How much is that? Well, each day, everyone in the market has to make bids to deliver power the following day. Depending on demand, the grid might need more or less supply. If demand is high, they might need to call on more expensive generators to switch on. If demand is low, not so much. So the game that everyone plays is to work out who is the most expensive generator that will have to operate, and more importantly, how much they will demand to switch on. Then, everybody tries to bid, near as dammit, the same price.

The result is that everyone in the market ends up being paid more or less the same amount – the same amount as the generator who needs the most to get them to switch on. In the UK, this “marginal generator” (in the jargon) is almost always a gas-fired power station.

This all has very important implications for energy policy. For example, and for the purposes of your tweets over the weekend, Robert, it doesn’t matter whether wind is lower cost than gas-fired power or not. Everyone is paid the gas-fired price anyway! (Note the difference between cost and price here.)

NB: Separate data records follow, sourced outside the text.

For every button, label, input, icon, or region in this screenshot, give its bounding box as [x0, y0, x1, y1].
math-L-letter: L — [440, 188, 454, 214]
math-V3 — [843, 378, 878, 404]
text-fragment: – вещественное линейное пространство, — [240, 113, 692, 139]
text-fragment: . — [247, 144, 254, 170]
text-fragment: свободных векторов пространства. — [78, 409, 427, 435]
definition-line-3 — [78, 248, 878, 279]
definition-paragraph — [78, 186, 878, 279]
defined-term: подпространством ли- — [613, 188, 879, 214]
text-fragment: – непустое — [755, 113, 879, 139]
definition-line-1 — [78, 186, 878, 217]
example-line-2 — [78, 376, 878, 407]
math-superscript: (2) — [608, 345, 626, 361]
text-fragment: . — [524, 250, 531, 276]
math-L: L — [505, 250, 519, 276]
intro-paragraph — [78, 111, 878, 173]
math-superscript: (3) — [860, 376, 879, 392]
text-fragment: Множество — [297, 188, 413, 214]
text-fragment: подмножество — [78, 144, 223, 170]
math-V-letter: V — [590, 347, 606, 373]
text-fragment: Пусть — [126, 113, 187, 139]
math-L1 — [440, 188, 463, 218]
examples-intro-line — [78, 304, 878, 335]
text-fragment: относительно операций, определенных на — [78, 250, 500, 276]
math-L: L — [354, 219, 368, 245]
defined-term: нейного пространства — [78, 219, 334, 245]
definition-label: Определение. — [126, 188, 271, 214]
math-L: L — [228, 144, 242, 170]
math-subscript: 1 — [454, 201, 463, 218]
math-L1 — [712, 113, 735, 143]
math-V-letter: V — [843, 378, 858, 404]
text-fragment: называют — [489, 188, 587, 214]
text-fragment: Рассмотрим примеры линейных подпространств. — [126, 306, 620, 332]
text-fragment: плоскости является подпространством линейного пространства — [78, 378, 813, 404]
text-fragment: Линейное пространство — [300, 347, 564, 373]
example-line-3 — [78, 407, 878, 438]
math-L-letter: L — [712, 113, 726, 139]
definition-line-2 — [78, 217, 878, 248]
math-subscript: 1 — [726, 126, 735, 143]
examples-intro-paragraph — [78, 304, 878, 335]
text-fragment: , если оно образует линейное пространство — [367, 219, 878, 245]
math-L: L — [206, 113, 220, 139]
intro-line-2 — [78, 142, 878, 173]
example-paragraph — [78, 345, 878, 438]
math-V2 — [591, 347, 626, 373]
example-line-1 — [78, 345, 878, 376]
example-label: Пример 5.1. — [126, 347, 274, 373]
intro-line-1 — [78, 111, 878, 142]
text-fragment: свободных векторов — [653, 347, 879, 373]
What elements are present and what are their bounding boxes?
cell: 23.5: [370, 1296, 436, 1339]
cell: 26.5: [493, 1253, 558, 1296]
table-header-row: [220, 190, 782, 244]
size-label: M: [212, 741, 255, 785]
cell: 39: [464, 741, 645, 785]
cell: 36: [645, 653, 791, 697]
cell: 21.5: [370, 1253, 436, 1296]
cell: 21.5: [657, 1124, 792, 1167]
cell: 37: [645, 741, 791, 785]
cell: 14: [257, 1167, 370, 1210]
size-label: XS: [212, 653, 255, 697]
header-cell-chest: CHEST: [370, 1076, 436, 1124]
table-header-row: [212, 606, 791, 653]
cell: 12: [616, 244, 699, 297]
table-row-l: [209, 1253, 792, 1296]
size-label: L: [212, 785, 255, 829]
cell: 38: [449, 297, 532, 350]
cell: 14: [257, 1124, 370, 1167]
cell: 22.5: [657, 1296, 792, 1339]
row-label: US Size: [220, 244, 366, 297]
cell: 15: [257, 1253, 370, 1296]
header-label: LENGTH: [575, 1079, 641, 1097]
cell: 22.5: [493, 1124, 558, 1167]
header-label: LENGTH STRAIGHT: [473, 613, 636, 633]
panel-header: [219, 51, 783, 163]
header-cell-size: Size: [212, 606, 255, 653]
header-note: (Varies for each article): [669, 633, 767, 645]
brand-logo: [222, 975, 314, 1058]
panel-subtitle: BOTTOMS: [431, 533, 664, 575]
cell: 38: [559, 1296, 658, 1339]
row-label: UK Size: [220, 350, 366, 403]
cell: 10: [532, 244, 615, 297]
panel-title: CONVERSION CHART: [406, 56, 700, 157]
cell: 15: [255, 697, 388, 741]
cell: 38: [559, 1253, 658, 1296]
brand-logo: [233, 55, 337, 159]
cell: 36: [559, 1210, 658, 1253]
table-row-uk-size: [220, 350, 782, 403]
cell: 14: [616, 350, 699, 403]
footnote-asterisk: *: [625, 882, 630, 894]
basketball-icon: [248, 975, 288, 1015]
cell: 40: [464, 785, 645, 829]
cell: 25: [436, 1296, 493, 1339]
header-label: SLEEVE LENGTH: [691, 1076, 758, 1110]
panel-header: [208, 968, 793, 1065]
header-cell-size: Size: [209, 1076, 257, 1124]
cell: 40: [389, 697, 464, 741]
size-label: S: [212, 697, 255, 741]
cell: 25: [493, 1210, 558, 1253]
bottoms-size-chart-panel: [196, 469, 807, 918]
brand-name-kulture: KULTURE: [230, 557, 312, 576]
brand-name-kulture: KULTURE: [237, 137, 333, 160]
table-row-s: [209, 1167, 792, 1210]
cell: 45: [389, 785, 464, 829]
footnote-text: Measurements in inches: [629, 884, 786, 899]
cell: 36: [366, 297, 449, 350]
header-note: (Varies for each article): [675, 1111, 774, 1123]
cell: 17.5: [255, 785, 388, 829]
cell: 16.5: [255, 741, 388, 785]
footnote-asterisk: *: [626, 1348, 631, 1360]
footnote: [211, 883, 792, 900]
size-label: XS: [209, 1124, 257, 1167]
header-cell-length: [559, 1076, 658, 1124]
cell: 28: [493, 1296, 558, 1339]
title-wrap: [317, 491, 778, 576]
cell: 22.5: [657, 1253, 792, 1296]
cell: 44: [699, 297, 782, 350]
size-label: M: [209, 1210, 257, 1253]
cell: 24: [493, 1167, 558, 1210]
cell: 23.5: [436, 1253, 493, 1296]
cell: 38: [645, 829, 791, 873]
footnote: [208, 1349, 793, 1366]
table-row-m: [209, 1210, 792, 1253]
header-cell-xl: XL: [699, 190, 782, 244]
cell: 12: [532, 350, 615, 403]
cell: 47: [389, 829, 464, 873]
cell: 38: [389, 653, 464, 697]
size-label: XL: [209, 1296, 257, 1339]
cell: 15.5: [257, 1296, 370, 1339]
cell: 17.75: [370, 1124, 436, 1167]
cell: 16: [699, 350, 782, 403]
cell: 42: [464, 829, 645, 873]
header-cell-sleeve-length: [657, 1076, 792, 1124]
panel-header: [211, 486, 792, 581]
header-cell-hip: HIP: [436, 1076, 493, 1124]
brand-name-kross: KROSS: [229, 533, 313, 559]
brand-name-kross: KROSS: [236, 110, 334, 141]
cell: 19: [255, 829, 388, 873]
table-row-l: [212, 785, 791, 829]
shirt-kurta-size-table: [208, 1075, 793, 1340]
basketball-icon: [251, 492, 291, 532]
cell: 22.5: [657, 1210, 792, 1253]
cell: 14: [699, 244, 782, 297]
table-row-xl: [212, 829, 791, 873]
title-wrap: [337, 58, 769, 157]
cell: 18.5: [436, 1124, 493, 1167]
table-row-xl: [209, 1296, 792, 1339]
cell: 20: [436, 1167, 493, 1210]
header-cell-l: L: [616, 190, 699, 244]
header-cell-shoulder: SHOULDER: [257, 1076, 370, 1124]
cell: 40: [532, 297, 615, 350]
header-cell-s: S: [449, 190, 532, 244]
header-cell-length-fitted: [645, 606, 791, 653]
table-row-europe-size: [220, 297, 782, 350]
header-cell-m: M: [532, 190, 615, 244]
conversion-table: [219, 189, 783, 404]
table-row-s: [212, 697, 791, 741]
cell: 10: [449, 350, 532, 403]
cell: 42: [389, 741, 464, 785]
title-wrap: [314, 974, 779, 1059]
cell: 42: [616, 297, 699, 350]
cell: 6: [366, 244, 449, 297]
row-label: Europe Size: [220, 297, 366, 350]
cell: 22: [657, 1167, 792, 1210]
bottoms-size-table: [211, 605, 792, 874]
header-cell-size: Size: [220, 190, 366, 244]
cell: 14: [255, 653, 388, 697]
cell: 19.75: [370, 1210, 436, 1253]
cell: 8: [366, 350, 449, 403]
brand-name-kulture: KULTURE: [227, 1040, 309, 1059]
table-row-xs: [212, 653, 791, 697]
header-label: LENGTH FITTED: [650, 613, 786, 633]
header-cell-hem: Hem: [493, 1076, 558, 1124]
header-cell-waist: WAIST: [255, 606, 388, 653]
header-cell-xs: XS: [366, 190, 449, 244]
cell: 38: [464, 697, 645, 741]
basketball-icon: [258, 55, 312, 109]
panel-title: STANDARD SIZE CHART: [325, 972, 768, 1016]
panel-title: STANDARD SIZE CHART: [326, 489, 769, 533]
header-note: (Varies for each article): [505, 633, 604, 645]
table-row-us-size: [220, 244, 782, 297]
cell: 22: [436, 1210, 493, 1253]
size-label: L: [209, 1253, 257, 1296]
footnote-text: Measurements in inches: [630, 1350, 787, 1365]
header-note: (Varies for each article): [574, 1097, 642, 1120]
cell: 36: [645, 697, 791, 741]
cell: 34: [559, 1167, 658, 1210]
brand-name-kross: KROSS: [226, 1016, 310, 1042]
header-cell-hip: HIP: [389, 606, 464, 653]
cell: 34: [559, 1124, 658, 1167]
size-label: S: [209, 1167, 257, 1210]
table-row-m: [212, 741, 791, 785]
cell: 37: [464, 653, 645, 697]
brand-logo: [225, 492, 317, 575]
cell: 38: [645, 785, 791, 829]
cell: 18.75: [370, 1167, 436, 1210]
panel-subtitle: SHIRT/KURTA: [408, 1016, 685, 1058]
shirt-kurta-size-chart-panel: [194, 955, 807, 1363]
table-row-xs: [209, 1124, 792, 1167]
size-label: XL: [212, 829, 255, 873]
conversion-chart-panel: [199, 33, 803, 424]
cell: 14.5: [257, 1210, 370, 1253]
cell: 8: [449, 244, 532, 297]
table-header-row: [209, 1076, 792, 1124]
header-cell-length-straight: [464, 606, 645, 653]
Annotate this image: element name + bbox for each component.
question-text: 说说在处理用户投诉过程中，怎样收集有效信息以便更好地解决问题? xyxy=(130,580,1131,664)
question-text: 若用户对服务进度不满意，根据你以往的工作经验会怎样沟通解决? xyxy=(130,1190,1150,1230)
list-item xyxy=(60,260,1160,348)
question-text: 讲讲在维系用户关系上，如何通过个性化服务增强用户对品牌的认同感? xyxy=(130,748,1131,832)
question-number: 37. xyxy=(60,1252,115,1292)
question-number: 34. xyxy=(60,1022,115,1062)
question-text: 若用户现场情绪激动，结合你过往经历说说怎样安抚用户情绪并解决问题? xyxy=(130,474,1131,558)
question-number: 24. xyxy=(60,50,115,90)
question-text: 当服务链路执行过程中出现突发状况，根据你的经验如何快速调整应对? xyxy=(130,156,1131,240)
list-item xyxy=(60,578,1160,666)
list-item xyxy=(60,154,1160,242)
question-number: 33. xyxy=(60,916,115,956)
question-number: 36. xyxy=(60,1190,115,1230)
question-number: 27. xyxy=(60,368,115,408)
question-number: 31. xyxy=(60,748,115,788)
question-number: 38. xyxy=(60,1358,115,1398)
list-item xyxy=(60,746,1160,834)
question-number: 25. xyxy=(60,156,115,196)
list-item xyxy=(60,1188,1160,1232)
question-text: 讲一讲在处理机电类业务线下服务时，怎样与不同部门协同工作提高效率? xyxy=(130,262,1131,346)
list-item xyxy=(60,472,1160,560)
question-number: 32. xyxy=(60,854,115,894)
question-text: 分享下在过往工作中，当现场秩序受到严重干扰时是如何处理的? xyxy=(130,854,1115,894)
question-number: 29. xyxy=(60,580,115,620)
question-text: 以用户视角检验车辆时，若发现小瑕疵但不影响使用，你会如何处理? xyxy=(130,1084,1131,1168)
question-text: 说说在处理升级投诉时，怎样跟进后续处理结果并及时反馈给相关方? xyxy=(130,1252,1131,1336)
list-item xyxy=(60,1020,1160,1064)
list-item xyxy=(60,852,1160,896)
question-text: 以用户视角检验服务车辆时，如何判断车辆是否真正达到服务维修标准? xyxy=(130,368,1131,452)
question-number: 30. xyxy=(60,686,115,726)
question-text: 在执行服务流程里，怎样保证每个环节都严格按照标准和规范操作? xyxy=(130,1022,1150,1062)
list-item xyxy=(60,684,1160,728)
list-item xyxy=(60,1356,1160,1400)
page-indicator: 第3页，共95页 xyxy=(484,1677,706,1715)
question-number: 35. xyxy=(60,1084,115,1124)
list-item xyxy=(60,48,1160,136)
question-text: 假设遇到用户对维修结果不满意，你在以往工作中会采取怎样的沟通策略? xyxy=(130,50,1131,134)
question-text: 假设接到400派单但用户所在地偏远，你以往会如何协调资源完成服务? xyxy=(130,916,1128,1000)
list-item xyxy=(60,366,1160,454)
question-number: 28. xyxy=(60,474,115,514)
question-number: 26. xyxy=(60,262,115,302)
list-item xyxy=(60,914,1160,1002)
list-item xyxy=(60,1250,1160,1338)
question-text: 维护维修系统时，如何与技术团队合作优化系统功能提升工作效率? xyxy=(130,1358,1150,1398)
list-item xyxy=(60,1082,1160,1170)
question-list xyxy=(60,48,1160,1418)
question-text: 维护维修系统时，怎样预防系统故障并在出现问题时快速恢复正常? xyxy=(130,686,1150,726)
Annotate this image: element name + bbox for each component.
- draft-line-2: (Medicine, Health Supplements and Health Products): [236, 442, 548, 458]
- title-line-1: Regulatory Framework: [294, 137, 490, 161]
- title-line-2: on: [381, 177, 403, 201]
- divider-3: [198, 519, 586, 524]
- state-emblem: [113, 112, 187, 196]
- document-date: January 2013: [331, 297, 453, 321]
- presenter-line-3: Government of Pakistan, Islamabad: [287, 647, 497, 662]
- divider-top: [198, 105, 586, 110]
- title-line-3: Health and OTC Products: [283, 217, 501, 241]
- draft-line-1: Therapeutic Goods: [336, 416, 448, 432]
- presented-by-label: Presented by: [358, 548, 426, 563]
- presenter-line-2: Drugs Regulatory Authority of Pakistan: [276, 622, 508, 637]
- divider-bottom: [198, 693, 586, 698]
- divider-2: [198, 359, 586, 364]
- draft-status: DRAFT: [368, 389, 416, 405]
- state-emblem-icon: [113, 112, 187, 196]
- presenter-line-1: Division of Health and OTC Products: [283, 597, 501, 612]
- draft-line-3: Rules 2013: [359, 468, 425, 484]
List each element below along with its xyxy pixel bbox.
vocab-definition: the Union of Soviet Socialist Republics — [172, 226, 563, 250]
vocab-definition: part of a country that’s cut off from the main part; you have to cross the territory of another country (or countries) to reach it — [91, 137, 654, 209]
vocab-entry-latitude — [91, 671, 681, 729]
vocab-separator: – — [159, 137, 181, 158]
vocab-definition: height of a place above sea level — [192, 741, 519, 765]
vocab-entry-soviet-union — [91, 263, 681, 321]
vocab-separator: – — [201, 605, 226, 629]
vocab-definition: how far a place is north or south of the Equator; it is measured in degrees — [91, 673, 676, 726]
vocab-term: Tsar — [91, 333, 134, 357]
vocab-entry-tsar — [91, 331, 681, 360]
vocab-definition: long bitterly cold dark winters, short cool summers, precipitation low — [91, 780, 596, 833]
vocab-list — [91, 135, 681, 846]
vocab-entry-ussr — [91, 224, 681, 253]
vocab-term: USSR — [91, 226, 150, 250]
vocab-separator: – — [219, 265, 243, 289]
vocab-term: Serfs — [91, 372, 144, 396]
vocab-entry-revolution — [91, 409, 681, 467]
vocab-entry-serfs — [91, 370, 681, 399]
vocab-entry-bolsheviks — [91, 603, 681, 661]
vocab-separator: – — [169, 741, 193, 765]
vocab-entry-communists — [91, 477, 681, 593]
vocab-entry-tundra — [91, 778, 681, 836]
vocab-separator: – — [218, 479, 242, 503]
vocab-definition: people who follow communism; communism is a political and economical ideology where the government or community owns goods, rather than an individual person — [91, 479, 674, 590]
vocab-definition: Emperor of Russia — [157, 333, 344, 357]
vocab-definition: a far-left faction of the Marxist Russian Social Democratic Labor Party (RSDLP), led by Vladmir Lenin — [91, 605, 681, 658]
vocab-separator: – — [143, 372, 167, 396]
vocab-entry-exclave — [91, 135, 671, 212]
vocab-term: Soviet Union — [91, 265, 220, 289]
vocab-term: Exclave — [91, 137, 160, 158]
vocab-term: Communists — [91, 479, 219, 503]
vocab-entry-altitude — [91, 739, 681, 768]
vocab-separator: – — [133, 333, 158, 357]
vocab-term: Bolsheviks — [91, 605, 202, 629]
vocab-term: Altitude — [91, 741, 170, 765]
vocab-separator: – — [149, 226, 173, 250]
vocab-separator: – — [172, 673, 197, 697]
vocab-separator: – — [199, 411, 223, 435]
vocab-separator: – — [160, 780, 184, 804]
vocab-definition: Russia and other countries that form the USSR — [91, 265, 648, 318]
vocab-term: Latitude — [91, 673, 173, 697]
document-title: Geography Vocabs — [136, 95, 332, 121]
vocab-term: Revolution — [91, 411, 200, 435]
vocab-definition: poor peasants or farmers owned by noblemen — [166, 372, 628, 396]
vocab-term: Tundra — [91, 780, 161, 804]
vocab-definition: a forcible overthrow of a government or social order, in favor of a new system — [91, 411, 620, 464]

Unfortunately though, these market mechanics also have important implications for your preferred energy policy – namely to increase the use of onshore wind. If you have more wind (onshore or offshore, it makes no difference), then gas-fired power stations will run less often. That means that when they do run they will have to charge a higher price. And since everyone in the market gets the same price as the gas-fired power stations, almost everybody in the market wins. They all get higher prices, paid for by consumers, except for the gas-fired power stations, who will have both higher costs and higher prices.

So to spell it out once again, a policy of expanding the use of wind power will increase consumer prices, even if the costs of wind are lower.

In a second post, I’ll show that the cost of wind isn't actually lower at all. But that’s enough for one evening.

Caveat: This is a somewhat idealised story. In reality, only a fraction of electricity is traded on the open market, with most changing hands through opaque power purchase agreements. It it hypothesised that this makes little difference at the end of the day, but it's hard to say.

Andrew Montford

The author is the director of Net Zero Watch.